24 yaşındaki Bay Segev, “O, sesleri, anne ve babasının etrafındaki kanı her zaman kafasında nasıl gördüğünü anlatıyor” dedi.

Muhabirler, ister İsrail hükümetinin istihbarat başarısızlıklarını araştırıyor olsun, ister rehinecilerin profilini çıkarıyor, ister öldürülenlerin hikayelerini anlatıyor olsun, işlerinin acil ve gerekli olduğu hissini paylaşıyorlar.

Arapça ve İbranice medyadaki çevirilerin özetini sunan Mideast Mirror ve mültecilere tercümanlık hizmetleri sağlayan Respond Crisis Translation dahil olmak üzere bazı kuruluşlar bölgedeki insanların raporlama ve analizlerini genişletmek için çalışıyor.

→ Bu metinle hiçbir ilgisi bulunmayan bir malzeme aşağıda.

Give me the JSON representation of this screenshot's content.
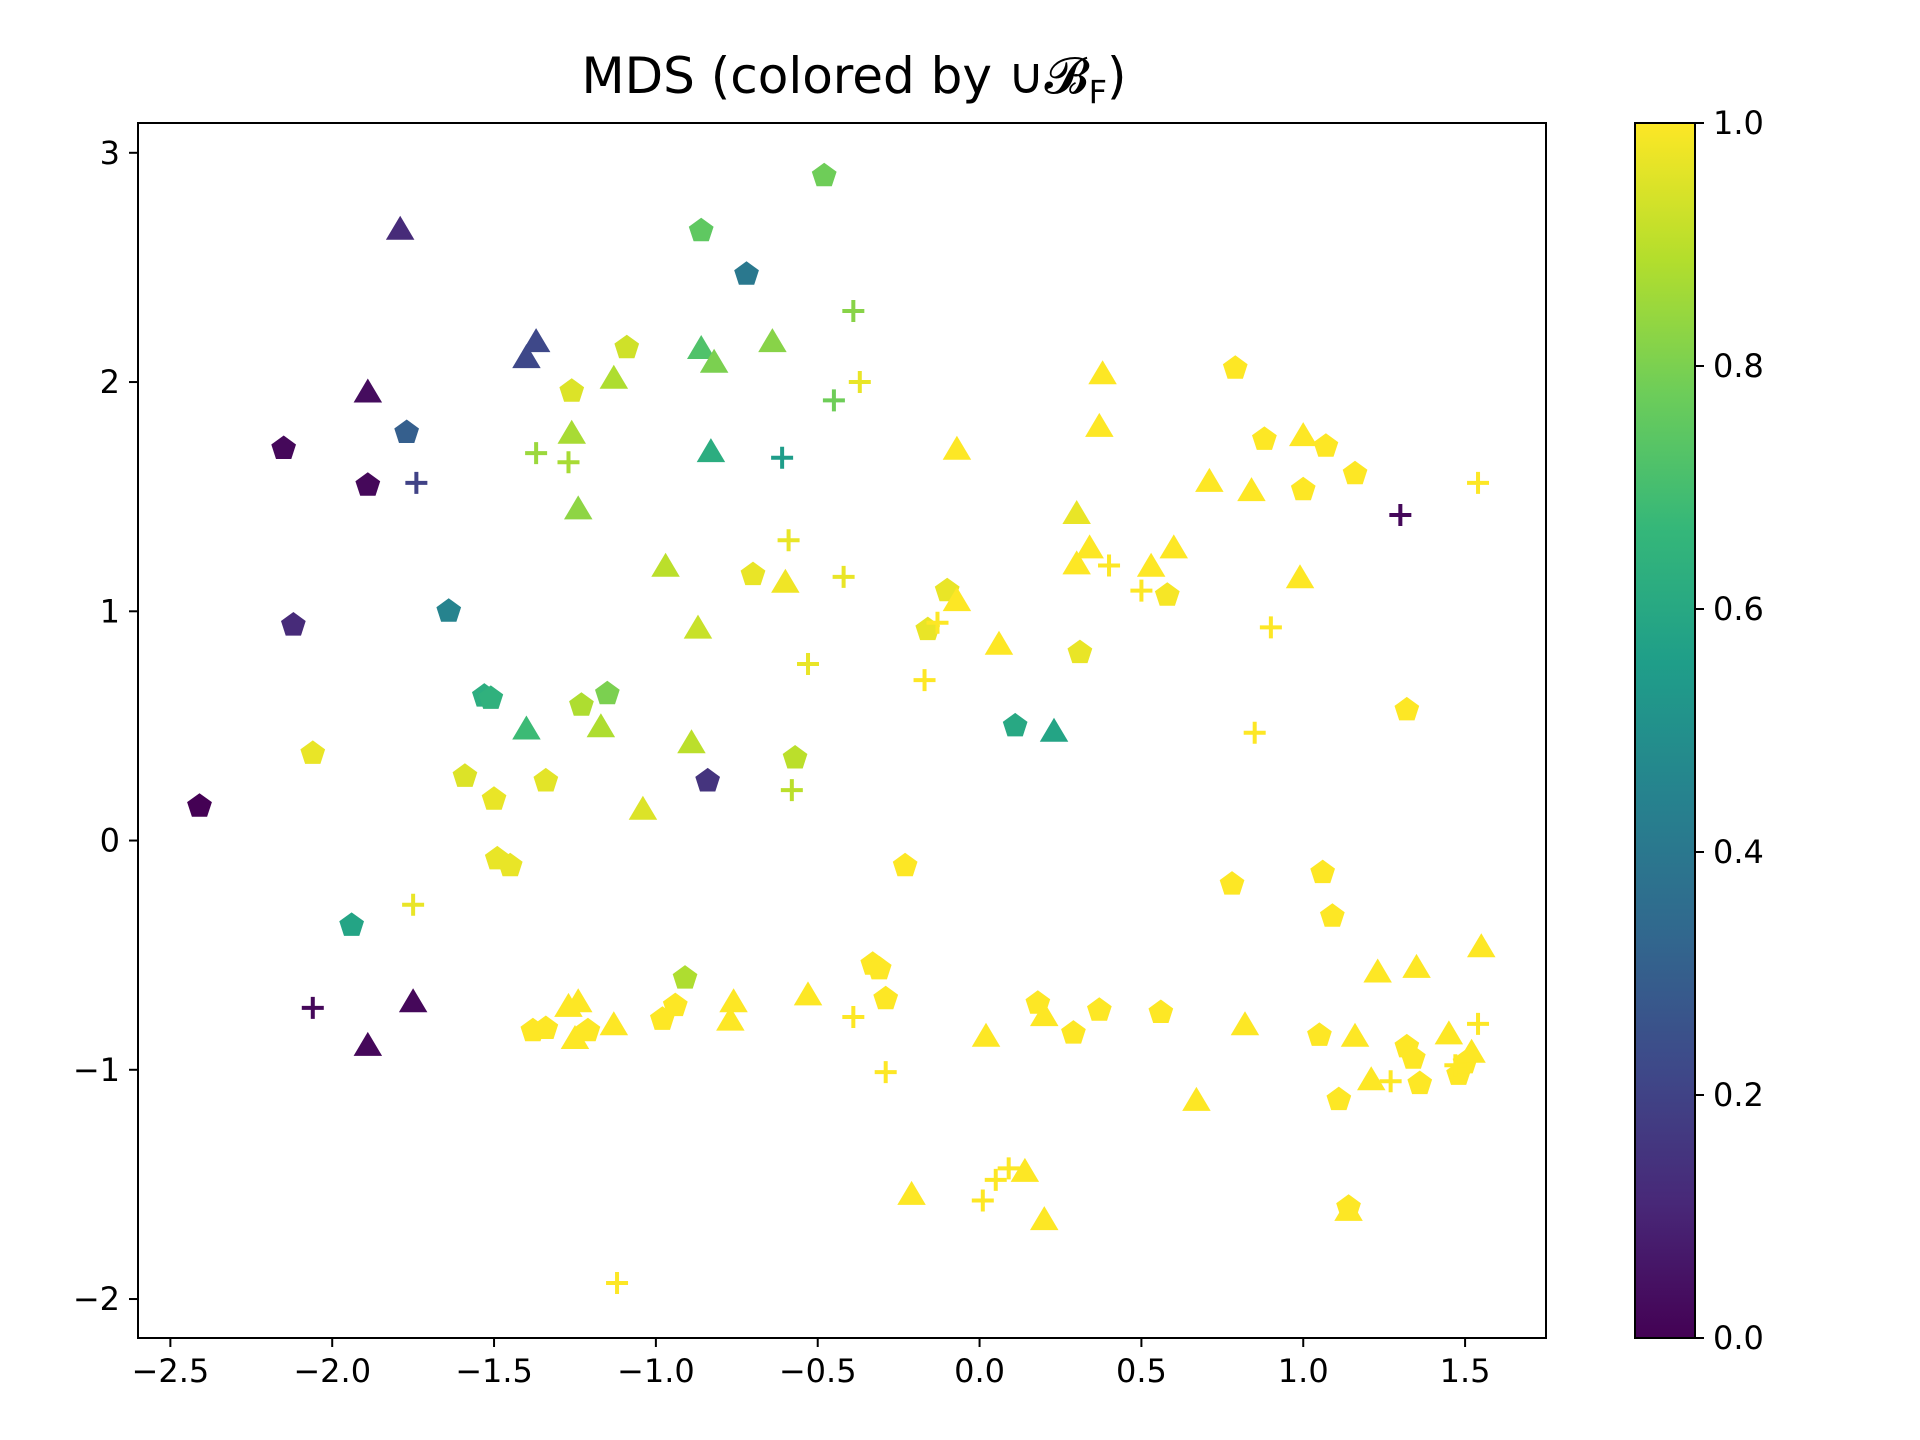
{
  "chart_data": {
    "type": "scatter",
    "title": "MDS (colored by ∪𝓑",
    "title_sub": "F",
    "title_end": ")",
    "xlabel": "",
    "ylabel": "",
    "xlim": [
      -2.6,
      1.75
    ],
    "ylim": [
      -2.17,
      3.13
    ],
    "x_ticks": [
      -2.5,
      -2.0,
      -1.5,
      -1.0,
      -0.5,
      0.0,
      0.5,
      1.0,
      1.5
    ],
    "x_tick_labels": [
      "−2.5",
      "−2.0",
      "−1.5",
      "−1.0",
      "−0.5",
      "0.0",
      "0.5",
      "1.0",
      "1.5"
    ],
    "y_ticks": [
      -2,
      -1,
      0,
      1,
      2,
      3
    ],
    "y_tick_labels": [
      "−2",
      "−1",
      "0",
      "1",
      "2",
      "3"
    ],
    "colorbar": {
      "colormap": "viridis",
      "range": [
        0.0,
        1.0
      ],
      "ticks": [
        0.0,
        0.2,
        0.4,
        0.6,
        0.8,
        1.0
      ],
      "tick_labels": [
        "0.0",
        "0.2",
        "0.4",
        "0.6",
        "0.8",
        "1.0"
      ]
    },
    "grid": false,
    "marker_shapes": [
      "pentagon",
      "triangle",
      "plus"
    ],
    "points": [
      {
        "x": -0.48,
        "y": 2.9,
        "c": 0.78,
        "m": "pentagon"
      },
      {
        "x": -0.86,
        "y": 2.66,
        "c": 0.75,
        "m": "pentagon"
      },
      {
        "x": -0.72,
        "y": 2.47,
        "c": 0.4,
        "m": "pentagon"
      },
      {
        "x": -1.77,
        "y": 1.78,
        "c": 0.3,
        "m": "pentagon"
      },
      {
        "x": -2.15,
        "y": 1.71,
        "c": 0.02,
        "m": "pentagon"
      },
      {
        "x": -1.89,
        "y": 1.55,
        "c": 0.02,
        "m": "pentagon"
      },
      {
        "x": -2.12,
        "y": 0.94,
        "c": 0.12,
        "m": "pentagon"
      },
      {
        "x": -1.64,
        "y": 1.0,
        "c": 0.45,
        "m": "pentagon"
      },
      {
        "x": -1.53,
        "y": 0.63,
        "c": 0.62,
        "m": "pentagon"
      },
      {
        "x": -1.51,
        "y": 0.62,
        "c": 0.64,
        "m": "pentagon"
      },
      {
        "x": -1.15,
        "y": 0.64,
        "c": 0.8,
        "m": "pentagon"
      },
      {
        "x": -1.23,
        "y": 0.59,
        "c": 0.88,
        "m": "pentagon"
      },
      {
        "x": -1.26,
        "y": 1.96,
        "c": 0.95,
        "m": "pentagon"
      },
      {
        "x": -1.09,
        "y": 2.15,
        "c": 0.93,
        "m": "pentagon"
      },
      {
        "x": -2.06,
        "y": 0.38,
        "c": 0.97,
        "m": "pentagon"
      },
      {
        "x": -2.41,
        "y": 0.15,
        "c": 0.0,
        "m": "pentagon"
      },
      {
        "x": -1.59,
        "y": 0.28,
        "c": 0.95,
        "m": "pentagon"
      },
      {
        "x": -1.5,
        "y": 0.18,
        "c": 0.97,
        "m": "pentagon"
      },
      {
        "x": -1.34,
        "y": 0.26,
        "c": 0.96,
        "m": "pentagon"
      },
      {
        "x": -0.84,
        "y": 0.26,
        "c": 0.15,
        "m": "pentagon"
      },
      {
        "x": -0.57,
        "y": 0.36,
        "c": 0.9,
        "m": "pentagon"
      },
      {
        "x": -1.49,
        "y": -0.08,
        "c": 0.97,
        "m": "pentagon"
      },
      {
        "x": -1.45,
        "y": -0.11,
        "c": 0.97,
        "m": "pentagon"
      },
      {
        "x": -1.94,
        "y": -0.37,
        "c": 0.58,
        "m": "pentagon"
      },
      {
        "x": -0.91,
        "y": -0.6,
        "c": 0.88,
        "m": "pentagon"
      },
      {
        "x": -0.7,
        "y": 1.16,
        "c": 0.97,
        "m": "pentagon"
      },
      {
        "x": -0.1,
        "y": 1.09,
        "c": 0.97,
        "m": "pentagon"
      },
      {
        "x": -0.16,
        "y": 0.92,
        "c": 0.97,
        "m": "pentagon"
      },
      {
        "x": 0.11,
        "y": 0.5,
        "c": 0.6,
        "m": "pentagon"
      },
      {
        "x": 0.31,
        "y": 0.82,
        "c": 0.97,
        "m": "pentagon"
      },
      {
        "x": 0.58,
        "y": 1.07,
        "c": 0.99,
        "m": "pentagon"
      },
      {
        "x": 0.79,
        "y": 2.06,
        "c": 1.0,
        "m": "pentagon"
      },
      {
        "x": 0.88,
        "y": 1.75,
        "c": 1.0,
        "m": "pentagon"
      },
      {
        "x": 1.0,
        "y": 1.53,
        "c": 1.0,
        "m": "pentagon"
      },
      {
        "x": 1.07,
        "y": 1.72,
        "c": 1.0,
        "m": "pentagon"
      },
      {
        "x": 1.16,
        "y": 1.6,
        "c": 1.0,
        "m": "pentagon"
      },
      {
        "x": 1.32,
        "y": 0.57,
        "c": 1.0,
        "m": "pentagon"
      },
      {
        "x": -0.23,
        "y": -0.11,
        "c": 1.0,
        "m": "pentagon"
      },
      {
        "x": -0.33,
        "y": -0.54,
        "c": 1.0,
        "m": "pentagon"
      },
      {
        "x": -0.31,
        "y": -0.56,
        "c": 1.0,
        "m": "pentagon"
      },
      {
        "x": -0.29,
        "y": -0.69,
        "c": 1.0,
        "m": "pentagon"
      },
      {
        "x": -0.94,
        "y": -0.72,
        "c": 1.0,
        "m": "pentagon"
      },
      {
        "x": -0.98,
        "y": -0.78,
        "c": 1.0,
        "m": "pentagon"
      },
      {
        "x": -1.34,
        "y": -0.82,
        "c": 1.0,
        "m": "pentagon"
      },
      {
        "x": -1.38,
        "y": -0.83,
        "c": 1.0,
        "m": "pentagon"
      },
      {
        "x": -1.21,
        "y": -0.83,
        "c": 1.0,
        "m": "pentagon"
      },
      {
        "x": 0.18,
        "y": -0.71,
        "c": 1.0,
        "m": "pentagon"
      },
      {
        "x": 0.29,
        "y": -0.84,
        "c": 1.0,
        "m": "pentagon"
      },
      {
        "x": 0.37,
        "y": -0.74,
        "c": 1.0,
        "m": "pentagon"
      },
      {
        "x": 0.56,
        "y": -0.75,
        "c": 1.0,
        "m": "pentagon"
      },
      {
        "x": 0.78,
        "y": -0.19,
        "c": 1.0,
        "m": "pentagon"
      },
      {
        "x": 1.06,
        "y": -0.14,
        "c": 1.0,
        "m": "pentagon"
      },
      {
        "x": 1.09,
        "y": -0.33,
        "c": 1.0,
        "m": "pentagon"
      },
      {
        "x": 1.05,
        "y": -0.85,
        "c": 1.0,
        "m": "pentagon"
      },
      {
        "x": 1.11,
        "y": -1.13,
        "c": 1.0,
        "m": "pentagon"
      },
      {
        "x": 1.32,
        "y": -0.9,
        "c": 1.0,
        "m": "pentagon"
      },
      {
        "x": 1.34,
        "y": -0.95,
        "c": 1.0,
        "m": "pentagon"
      },
      {
        "x": 1.36,
        "y": -1.06,
        "c": 1.0,
        "m": "pentagon"
      },
      {
        "x": 1.48,
        "y": -1.02,
        "c": 1.0,
        "m": "pentagon"
      },
      {
        "x": 1.5,
        "y": -0.97,
        "c": 1.0,
        "m": "pentagon"
      },
      {
        "x": 1.14,
        "y": -1.6,
        "c": 1.0,
        "m": "pentagon"
      },
      {
        "x": -1.79,
        "y": 2.66,
        "c": 0.12,
        "m": "triangle"
      },
      {
        "x": -1.37,
        "y": 2.17,
        "c": 0.22,
        "m": "triangle"
      },
      {
        "x": -1.4,
        "y": 2.1,
        "c": 0.22,
        "m": "triangle"
      },
      {
        "x": -1.89,
        "y": 1.95,
        "c": 0.03,
        "m": "triangle"
      },
      {
        "x": -0.86,
        "y": 2.14,
        "c": 0.72,
        "m": "triangle"
      },
      {
        "x": -0.82,
        "y": 2.08,
        "c": 0.8,
        "m": "triangle"
      },
      {
        "x": -0.64,
        "y": 2.17,
        "c": 0.82,
        "m": "triangle"
      },
      {
        "x": -1.13,
        "y": 2.01,
        "c": 0.88,
        "m": "triangle"
      },
      {
        "x": -1.26,
        "y": 1.77,
        "c": 0.87,
        "m": "triangle"
      },
      {
        "x": -1.24,
        "y": 1.44,
        "c": 0.83,
        "m": "triangle"
      },
      {
        "x": -0.83,
        "y": 1.69,
        "c": 0.62,
        "m": "triangle"
      },
      {
        "x": -0.97,
        "y": 1.19,
        "c": 0.9,
        "m": "triangle"
      },
      {
        "x": -0.87,
        "y": 0.92,
        "c": 0.92,
        "m": "triangle"
      },
      {
        "x": -1.4,
        "y": 0.48,
        "c": 0.68,
        "m": "triangle"
      },
      {
        "x": -1.17,
        "y": 0.49,
        "c": 0.88,
        "m": "triangle"
      },
      {
        "x": -0.89,
        "y": 0.42,
        "c": 0.9,
        "m": "triangle"
      },
      {
        "x": -1.04,
        "y": 0.13,
        "c": 0.95,
        "m": "triangle"
      },
      {
        "x": -1.75,
        "y": -0.71,
        "c": 0.02,
        "m": "triangle"
      },
      {
        "x": -1.89,
        "y": -0.9,
        "c": 0.02,
        "m": "triangle"
      },
      {
        "x": -0.6,
        "y": 1.12,
        "c": 0.98,
        "m": "triangle"
      },
      {
        "x": -0.07,
        "y": 1.7,
        "c": 1.0,
        "m": "triangle"
      },
      {
        "x": -0.07,
        "y": 1.04,
        "c": 1.0,
        "m": "triangle"
      },
      {
        "x": 0.06,
        "y": 0.85,
        "c": 1.0,
        "m": "triangle"
      },
      {
        "x": 0.23,
        "y": 0.47,
        "c": 0.58,
        "m": "triangle"
      },
      {
        "x": 0.3,
        "y": 1.42,
        "c": 0.97,
        "m": "triangle"
      },
      {
        "x": 0.34,
        "y": 1.27,
        "c": 1.0,
        "m": "triangle"
      },
      {
        "x": 0.3,
        "y": 1.2,
        "c": 1.0,
        "m": "triangle"
      },
      {
        "x": 0.38,
        "y": 2.03,
        "c": 1.0,
        "m": "triangle"
      },
      {
        "x": 0.37,
        "y": 1.8,
        "c": 1.0,
        "m": "triangle"
      },
      {
        "x": 0.53,
        "y": 1.19,
        "c": 1.0,
        "m": "triangle"
      },
      {
        "x": 0.6,
        "y": 1.27,
        "c": 1.0,
        "m": "triangle"
      },
      {
        "x": 0.71,
        "y": 1.56,
        "c": 1.0,
        "m": "triangle"
      },
      {
        "x": 0.84,
        "y": 1.52,
        "c": 1.0,
        "m": "triangle"
      },
      {
        "x": 1.0,
        "y": 1.76,
        "c": 1.0,
        "m": "triangle"
      },
      {
        "x": 0.99,
        "y": 1.14,
        "c": 1.0,
        "m": "triangle"
      },
      {
        "x": -1.24,
        "y": -0.71,
        "c": 1.0,
        "m": "triangle"
      },
      {
        "x": -1.27,
        "y": -0.73,
        "c": 1.0,
        "m": "triangle"
      },
      {
        "x": -1.25,
        "y": -0.87,
        "c": 1.0,
        "m": "triangle"
      },
      {
        "x": -1.13,
        "y": -0.81,
        "c": 1.0,
        "m": "triangle"
      },
      {
        "x": -0.76,
        "y": -0.71,
        "c": 1.0,
        "m": "triangle"
      },
      {
        "x": -0.77,
        "y": -0.79,
        "c": 1.0,
        "m": "triangle"
      },
      {
        "x": -0.53,
        "y": -0.68,
        "c": 1.0,
        "m": "triangle"
      },
      {
        "x": 0.02,
        "y": -0.86,
        "c": 1.0,
        "m": "triangle"
      },
      {
        "x": 0.2,
        "y": -0.77,
        "c": 1.0,
        "m": "triangle"
      },
      {
        "x": 0.82,
        "y": -0.81,
        "c": 1.0,
        "m": "triangle"
      },
      {
        "x": 0.67,
        "y": -1.14,
        "c": 1.0,
        "m": "triangle"
      },
      {
        "x": 1.16,
        "y": -0.86,
        "c": 1.0,
        "m": "triangle"
      },
      {
        "x": 1.23,
        "y": -0.58,
        "c": 1.0,
        "m": "triangle"
      },
      {
        "x": 1.35,
        "y": -0.56,
        "c": 1.0,
        "m": "triangle"
      },
      {
        "x": 1.21,
        "y": -1.05,
        "c": 1.0,
        "m": "triangle"
      },
      {
        "x": 1.55,
        "y": -0.47,
        "c": 1.0,
        "m": "triangle"
      },
      {
        "x": 1.45,
        "y": -0.85,
        "c": 1.0,
        "m": "triangle"
      },
      {
        "x": 1.52,
        "y": -0.93,
        "c": 1.0,
        "m": "triangle"
      },
      {
        "x": -0.21,
        "y": -1.55,
        "c": 1.0,
        "m": "triangle"
      },
      {
        "x": 0.14,
        "y": -1.45,
        "c": 1.0,
        "m": "triangle"
      },
      {
        "x": 0.2,
        "y": -1.66,
        "c": 1.0,
        "m": "triangle"
      },
      {
        "x": 1.14,
        "y": -1.62,
        "c": 1.0,
        "m": "triangle"
      },
      {
        "x": -0.39,
        "y": 2.31,
        "c": 0.82,
        "m": "plus"
      },
      {
        "x": -0.37,
        "y": 2.0,
        "c": 0.97,
        "m": "plus"
      },
      {
        "x": -0.45,
        "y": 1.92,
        "c": 0.78,
        "m": "plus"
      },
      {
        "x": -1.37,
        "y": 1.69,
        "c": 0.85,
        "m": "plus"
      },
      {
        "x": -1.27,
        "y": 1.65,
        "c": 0.87,
        "m": "plus"
      },
      {
        "x": -0.61,
        "y": 1.67,
        "c": 0.55,
        "m": "plus"
      },
      {
        "x": -1.74,
        "y": 1.56,
        "c": 0.2,
        "m": "plus"
      },
      {
        "x": -0.59,
        "y": 1.31,
        "c": 0.97,
        "m": "plus"
      },
      {
        "x": -0.42,
        "y": 1.15,
        "c": 0.97,
        "m": "plus"
      },
      {
        "x": -0.53,
        "y": 0.77,
        "c": 0.97,
        "m": "plus"
      },
      {
        "x": -0.58,
        "y": 0.22,
        "c": 0.9,
        "m": "plus"
      },
      {
        "x": -0.17,
        "y": 0.7,
        "c": 1.0,
        "m": "plus"
      },
      {
        "x": -0.13,
        "y": 0.95,
        "c": 1.0,
        "m": "plus"
      },
      {
        "x": 0.4,
        "y": 1.2,
        "c": 1.0,
        "m": "plus"
      },
      {
        "x": 0.5,
        "y": 1.09,
        "c": 1.0,
        "m": "plus"
      },
      {
        "x": 0.9,
        "y": 0.93,
        "c": 1.0,
        "m": "plus"
      },
      {
        "x": 0.85,
        "y": 0.47,
        "c": 1.0,
        "m": "plus"
      },
      {
        "x": 1.3,
        "y": 1.42,
        "c": 0.02,
        "m": "plus"
      },
      {
        "x": 1.54,
        "y": 1.56,
        "c": 1.0,
        "m": "plus"
      },
      {
        "x": -1.75,
        "y": -0.28,
        "c": 0.97,
        "m": "plus"
      },
      {
        "x": -2.06,
        "y": -0.73,
        "c": 0.02,
        "m": "plus"
      },
      {
        "x": -0.39,
        "y": -0.77,
        "c": 1.0,
        "m": "plus"
      },
      {
        "x": -0.29,
        "y": -1.01,
        "c": 1.0,
        "m": "plus"
      },
      {
        "x": 0.01,
        "y": -1.57,
        "c": 1.0,
        "m": "plus"
      },
      {
        "x": 0.05,
        "y": -1.48,
        "c": 1.0,
        "m": "plus"
      },
      {
        "x": 0.09,
        "y": -1.43,
        "c": 1.0,
        "m": "plus"
      },
      {
        "x": -1.12,
        "y": -1.93,
        "c": 1.0,
        "m": "plus"
      },
      {
        "x": 1.27,
        "y": -1.05,
        "c": 1.0,
        "m": "plus"
      },
      {
        "x": 1.54,
        "y": -0.8,
        "c": 1.0,
        "m": "plus"
      },
      {
        "x": 1.47,
        "y": -0.98,
        "c": 1.0,
        "m": "plus"
      }
    ]
  }
}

Bölgedeki muhabirler, özellikle video oyunu görüntüleri ve geçmiş çatışmalara ait videolar da dahil olmak üzere sahte videoların sosyal medyada dolaşmasından dolayı bilgi boşluklarından endişe duyduklarını söyledi.

Tel Aviv’deki Uluslararası Kriz Grubu analistlerinden Mairav Zonszein Cuma günü yaptığı açıklamada, “Sadece bu savaşla ilgili haber yapma açısından bakıldığında, felaket olacak” dedi. “Bu, her iki tarafta da korkuları, paniği ve insanlıktan çıkmayı artıracak.”

Daha sonra röportajın ortasında şöyle dedi: “Bir siren var. Bunu kesmem lazım.”